Feenstra, Robert (2015): Advanced International Trade - Theory and Evidence, 2nd Edition. Princeton University Press.
Harms, Philipp (2016): International Macroeconomics, 2nd Edition. Mohr Siebeck.
Obstfeld, Maurice and Kenneth Rogoff (1996): Foundations of International Macroeconomics. MIT Press
What is meant by public policy?
PUBLIC POLICY, as we teach it in the MIEPP-program, is the study of the role of the government in the economy. To do so, we work both with macroeconomic general equilibrium models as well as with microeconomic models. We focus on teaching a better understanding of current economic policy and we are concerned with asking when and how the government might intervene in the economy, as well as how the government’s intervention affects economic outcomes. We thus take an approach to the study of public policy which is deeply rooted in economic theory and empirics. We work with standard assumptions concerning individual behaviour ('homo oeconomicus'), as well as with models of behavioural economics grounded in psychological thinking. While in the study of public policy we exploit potential interdisciplinary linkages and put an emphasis on practical relevance, our program is deliberately economics-centered, because we believe that a sound and formal understanding of the economic trade-offs involved in government decision-making should be an integral part in the education of future decision-makers.
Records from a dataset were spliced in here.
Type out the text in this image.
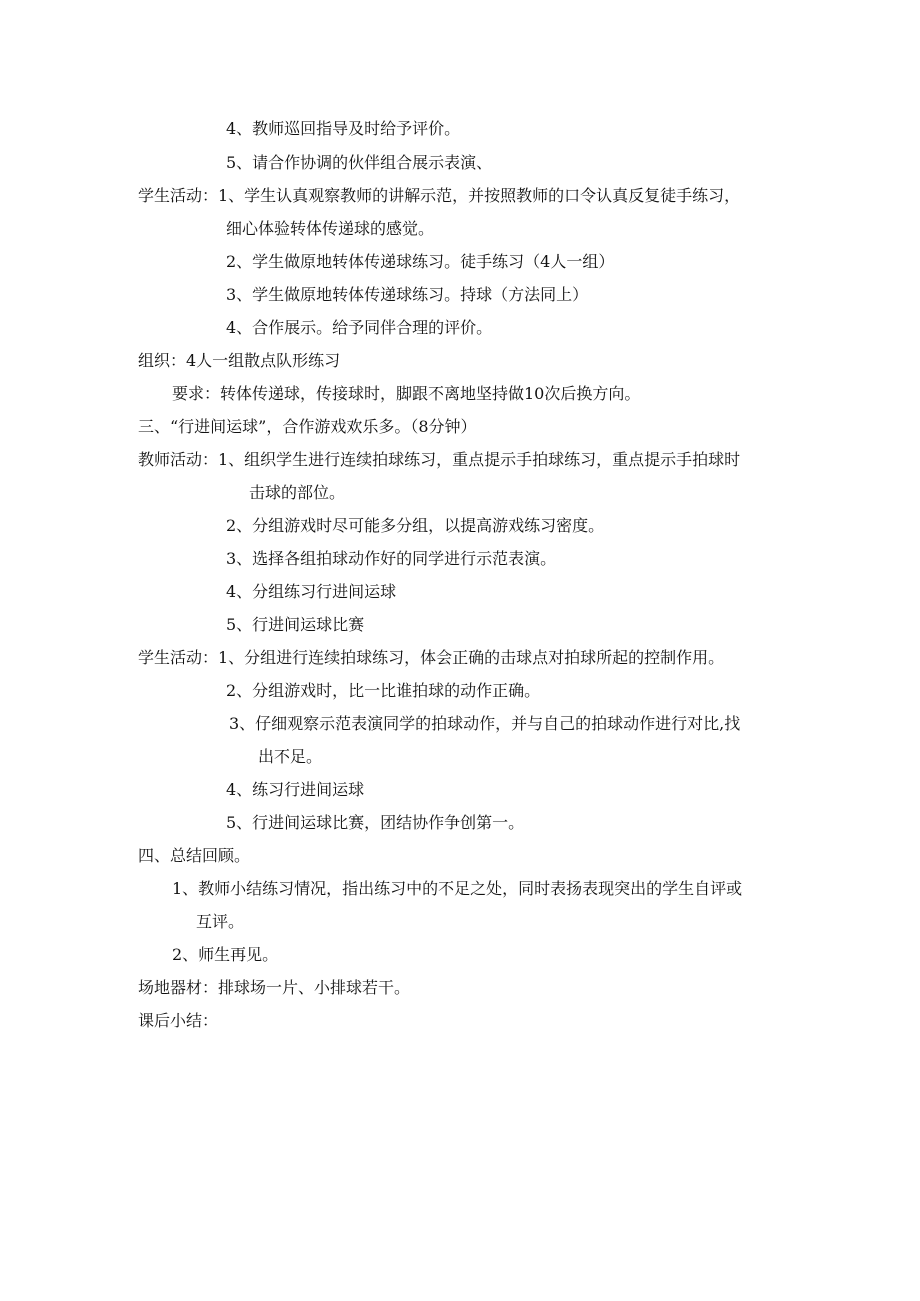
4、教师巡回指导及时给予评价。
5、请合作协调的伙伴组合展示表演、
学生活动：1、学生认真观察教师的讲解示范，并按照教师的口令认真反复徒手练习，
细心体验转体传递球的感觉。
2、学生做原地转体传递球练习。徒手练习（4人一组）
3、学生做原地转体传递球练习。持球（方法同上）
4、合作展示。给予同伴合理的评价。
组织：4人一组散点队形练习
要求：转体传递球，传接球时，脚跟不离地坚持做10次后换方向。
三、“行进间运球”，合作游戏欢乐多。（8分钟）
教师活动：1、组织学生进行连续拍球练习，重点提示手拍球练习，重点提示手拍球时
击球的部位。
2、分组游戏时尽可能多分组，以提高游戏练习密度。
3、选择各组拍球动作好的同学进行示范表演。
4、分组练习行进间运球
5、行进间运球比赛
学生活动：1、分组进行连续拍球练习，体会正确的击球点对拍球所起的控制作用。
2、分组游戏时，比一比谁拍球的动作正确。
3、仔细观察示范表演同学的拍球动作，并与自己的拍球动作进行对比,找
出不足。
4、练习行进间运球
5、行进间运球比赛，团结协作争创第一。
四、总结回顾。
1、教师小结练习情况，指出练习中的不足之处，同时表扬表现突出的学生自评或
互评。
2、师生再见。
场地器材：排球场一片、小排球若干。
课后小结：
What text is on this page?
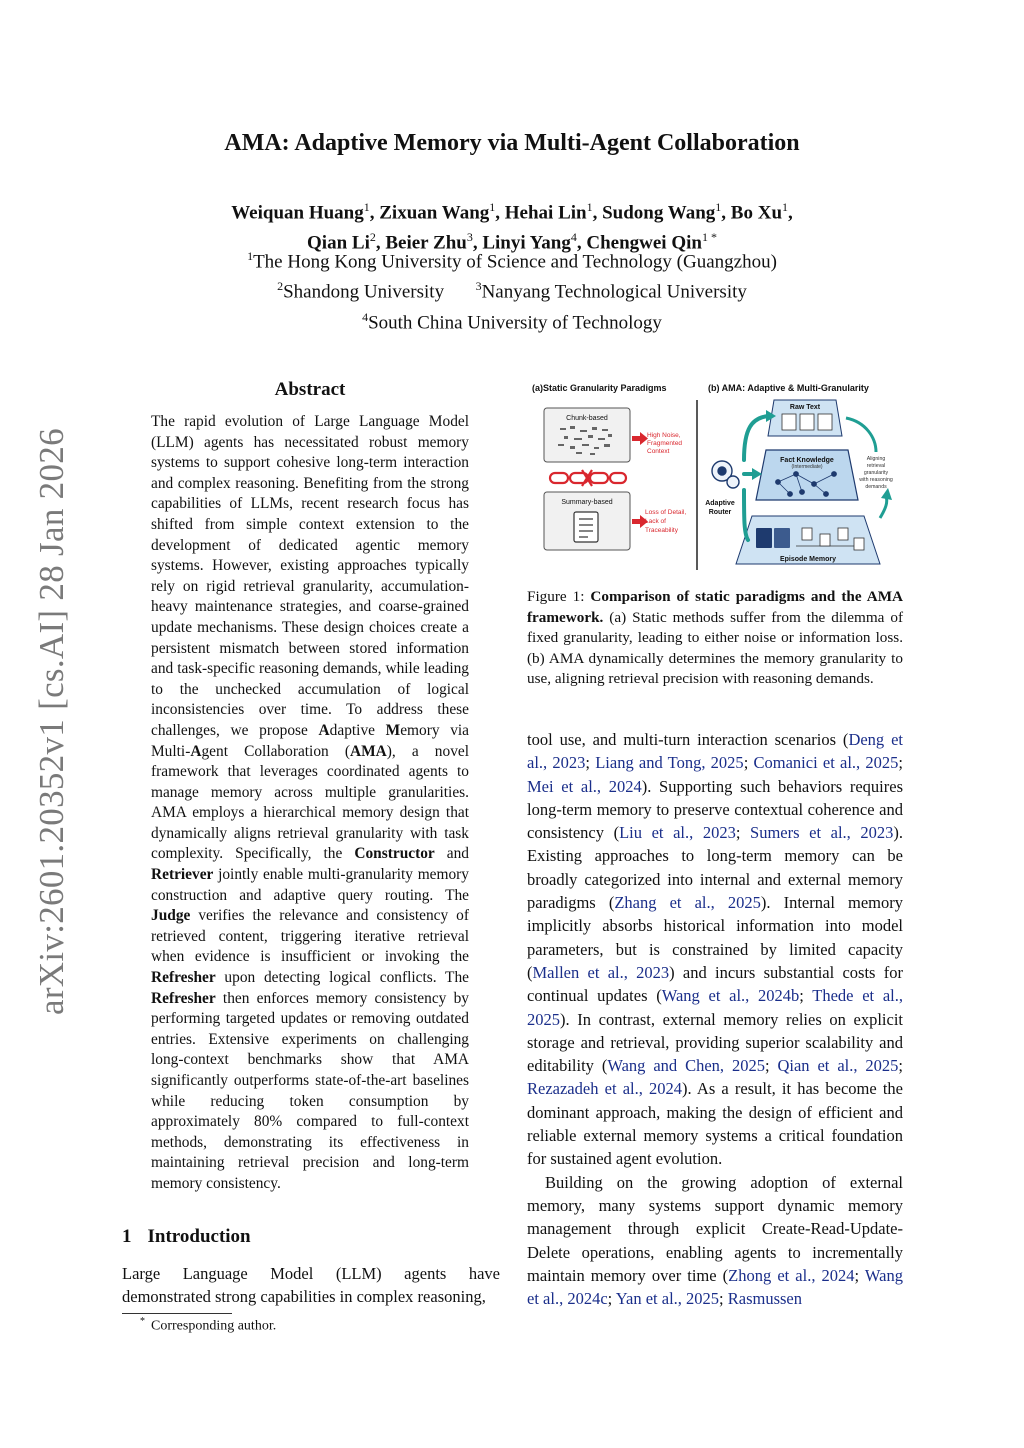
arXiv:2601.20352v1 [cs.AI] 28 Jan 2026
AMA: Adaptive Memory via Multi-Agent Collaboration
Weiquan Huang$^1$, Zixuan Wang$^1$, Hehai Lin$^1$, Sudong Wang$^1$, Bo Xu$^1$,
Qian Li$^2$, Beier Zhu$^3$, Linyi Yang$^4$, Chengwei Qin$^{1 *}$
$^1$The Hong Kong University of Science and Technology (Guangzhou)
$^2$Shandong University	$^3$Nanyang Technological University
$^4$South China University of Technology
Abstract
The rapid evolution of Large Language Model (LLM) agents has necessitated robust memory systems to support cohesive long-term interaction and complex reasoning. Benefiting from the strong capabilities of LLMs, recent research focus has shifted from simple context extension to the development of dedicated agentic memory systems. However, existing approaches typically rely on rigid retrieval granularity, accumulation-heavy maintenance strategies, and coarse-grained update mechanisms. These design choices create a persistent mismatch between stored information and task-specific reasoning demands, while leading to the unchecked accumulation of logical inconsistencies over time. To address these challenges, we propose Adaptive Memory via Multi-Agent Collaboration (AMA), a novel framework that leverages coordinated agents to manage memory across multiple granularities. AMA employs a hierarchical memory design that dynamically aligns retrieval granularity with task complexity. Specifically, the Constructor and Retriever jointly enable multi-granularity memory construction and adaptive query routing. The Judge verifies the relevance and consistency of retrieved content, triggering iterative retrieval when evidence is insufficient or invoking the Refresher upon detecting logical conflicts. The Refresher then enforces memory consistency by performing targeted updates or removing outdated entries. Extensive experiments on challenging long-context benchmarks show that AMA significantly outperforms state-of-the-art baselines while reducing token consumption by approximately 80% compared to full-context methods, demonstrating its effectiveness in maintaining retrieval precision and long-term memory consistency.
1 Introduction
Large Language Model (LLM) agents have demonstrated strong capabilities in complex reasoning,
* Corresponding author.
(a)Static Granularity Paradigms	(b) AMA: Adaptive & Multi-Granularity
Chunk-based
Summary-based
High Noise,
Fragmented
Context
Loss of Detail,
Lack of
Traceability
Raw Text
Fact Knowledge
(Intermediate)
Episode Memory
Adaptive
Router
Aligning
retrieval
granularity
with reasoning
demands
Figure 1: Comparison of static paradigms and the AMA framework. (a) Static methods suffer from the dilemma of fixed granularity, leading to either noise or information loss. (b) AMA dynamically determines the memory granularity to use, aligning retrieval precision with reasoning demands.

tool use, and multi-turn interaction scenarios (Deng et al., 2023; Liang and Tong, 2025; Comanici et al., 2025; Mei et al., 2024). Supporting such behaviors requires long-term memory to preserve contextual coherence and consistency (Liu et al., 2023; Sumers et al., 2023). Existing approaches to long-term memory can be broadly categorized into internal and external memory paradigms (Zhang et al., 2025). Internal memory implicitly absorbs historical information into model parameters, but is constrained by limited capacity (Mallen et al., 2023) and incurs substantial costs for continual updates (Wang et al., 2024b; Thede et al., 2025). In contrast, external memory relies on explicit storage and retrieval, providing superior scalability and editability (Wang and Chen, 2025; Qian et al., 2025; Rezazadeh et al., 2024). As a result, it has become the dominant approach, making the design of efficient and reliable external memory systems a critical foundation for sustained agent evolution.

Building on the growing adoption of external memory, many systems support dynamic memory management through explicit Create-Read-Update-Delete operations, enabling agents to incrementally maintain memory over time (Zhong et al., 2024; Wang et al., 2024c; Yan et al., 2025; Rasmussen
Prospective students interested in our program should also have a look at some of the textbooks that we use for teaching public policy:
Aghion, P., and P. Howitt (1998): Endogenous Growth Theory. MIT Press, Cambridge, Massachusetts.
Gayer, Ted and Rosen, Harvey (2013): Public Finance. 10th edition. Irwin: McGraw-Hill.
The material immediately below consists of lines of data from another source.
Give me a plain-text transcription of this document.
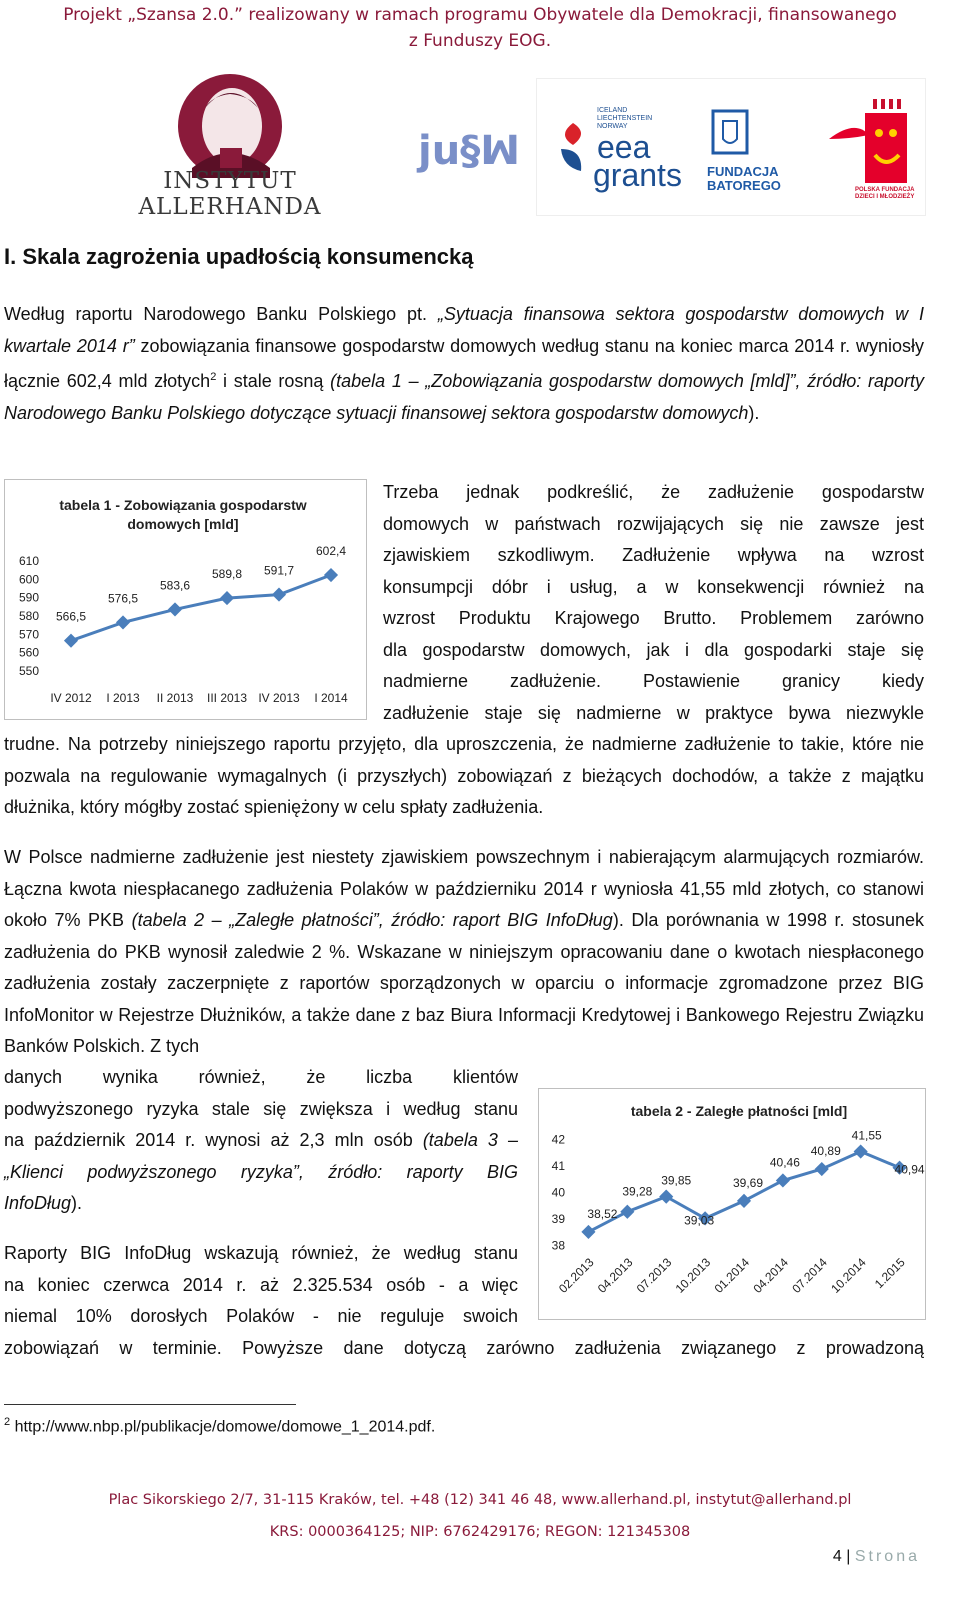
Projekt „Szansa 2.0.” realizowany w ramach programu Obywatele dla Demokracji, finansowanego
z Funduszy EOG.
INSTYTUT ALLERHANDA
ju§ꟽ
ICELAND
LIECHTENSTEIN
NORWAY
eea
grants FUNDACJA
BATOREGO	POLSKA FUNDACJA
DZIECI I MŁODZIEŻY
I. Skala zagrożenia upadłością konsumencką
Według raportu Narodowego Banku Polskiego pt. „Sytuacja finansowa sektora gospodarstw domowych w I kwartale 2014 r” zobowiązania finansowe gospodarstw domowych według stanu na koniec marca 2014 r. wyniosły łącznie 602,4 mld złotych$^2$ i stale rosną (tabela 1 – „Zobowiązania gospodarstw domowych [mld]”, źródło: raporty Narodowego Banku Polskiego dotyczące sytuacji finansowej sektora gospodarstw domowych).
tabela 1 - Zobowiązania gospodarstw
domowych [mld]
550
560
570
580
590
600
610
IV 2012 I 2013 II 2013 III 2013 IV 2013 I 2014
566,5
576,5
583,6
589,8 591,7
602,4
Trzeba jednak podkreślić, że zadłużenie gospodarstw
domowych w państwach rozwijających się nie zawsze jest
zjawiskiem szkodliwym. Zadłużenie wpływa na wzrost
konsumpcji dóbr i usług, a w konsekwencji również na
wzrost Produktu Krajowego Brutto. Problemem zarówno
dla gospodarstw domowych, jak i dla gospodarki staje się
nadmierne zadłużenie. Postawienie granicy kiedy
zadłużenie staje się nadmierne w praktyce bywa niezwykle
trudne. Na potrzeby niniejszego raportu przyjęto, dla uproszczenia, że nadmierne zadłużenie to takie, które nie pozwala na regulowanie wymagalnych (i przyszłych) zobowiązań z bieżących dochodów, a także z majątku dłużnika, który mógłby zostać spieniężony w celu spłaty zadłużenia.
W Polsce nadmierne zadłużenie jest niestety zjawiskiem powszechnym i nabierającym alarmujących rozmiarów. Łączna kwota niespłacanego zadłużenia Polaków w październiku 2014 r wyniosła 41,55 mld złotych, co stanowi około 7% PKB (tabela 2 – „Zaległe płatności”, źródło: raport BIG InfoDług). Dla porównania w 1998 r. stosunek zadłużenia do PKB wynosił zaledwie 2 %. Wskazane w niniejszym opracowaniu dane o kwotach niespłaconego zadłużenia zostały zaczerpnięte z raportów sporządzonych w oparciu o informacje zgromadzone przez BIG InfoMonitor w Rejestrze Dłużników, a także dane z baz Biura Informacji Kredytowej i Bankowego Rejestru Związku Banków Polskich. Z tych
danych wynika również, że liczba klientów
podwyższonego ryzyka stale się zwiększa i według stanu
na październik 2014 r. wynosi aż 2,3 mln osób (tabela 3 –
„Klienci podwyższonego ryzyka”, źródło: raporty BIG
InfoDług).
tabela 2 - Zaległe płatności [mld]
38
39
40
41
42
02.2013
04.2013
07.2013
10.2013
01.2014
04.2014
07.2014
10.2014 1.2015
38,52
39,28
39,85
39,03
39,69
40,46
40,89
41,55
40,94
Raporty BIG InfoDług wskazują również, że według stanu
na koniec czerwca 2014 r. aż 2.325.534 osób - a więc
niemal 10% dorosłych Polaków - nie reguluje swoich
zobowiązań w terminie. Powyższe dane dotyczą zarówno zadłużenia związanego z prowadzoną
$^2$ http://www.nbp.pl/publikacje/domowe/domowe_1_2014.pdf.
Plac Sikorskiego 2/7, 31-115 Kraków, tel. +48 (12) 341 46 48, www.allerhand.pl, instytut@allerhand.pl
KRS: 0000364125; NIP: 6762429176; REGON: 121345308
4 | Strona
Gruber, Jonathan (2016): Public Finance and Public Policy, 5th Edition. New York: Worth Publishers.
Hindriks, Jean and Gareth Myles (2006): Intermediate Public Economics. Cambridge, MA: MIT Press.
Pissarides, C. A. (2000): Equilibrium Unemployment Theory. MIT Press, Cambridge, Massachusetts.
Romer, D. (2011): Advanced Macroeconomics. Mcgraw-Hill Higher Education, 4th edition
Do I need strong quantitative skills?
MIEPP is essentially a master level economics program. This means we address economic, financial, social, and policy questions mainly from a scientific point of view and by employing quantitative empirical and theoretical methods. We thus highly recommend that students master the quantitative techniques and methods taught in undergraduate business/economics programs. If you apply for our program, we strongly encourage you -- especially in case you haven’t taken any math or statistics course in your undergraduate studies -- to have a look at the excellent textbook by Knut Sydsaeter and Peter Hammond (“Essential Mathematics for Economic Analysis”) in order to check whether you meet this requirement. We also recommend you to have a look at the sample course slides to check if you are comfortable with such a quantitative way of course material delivery.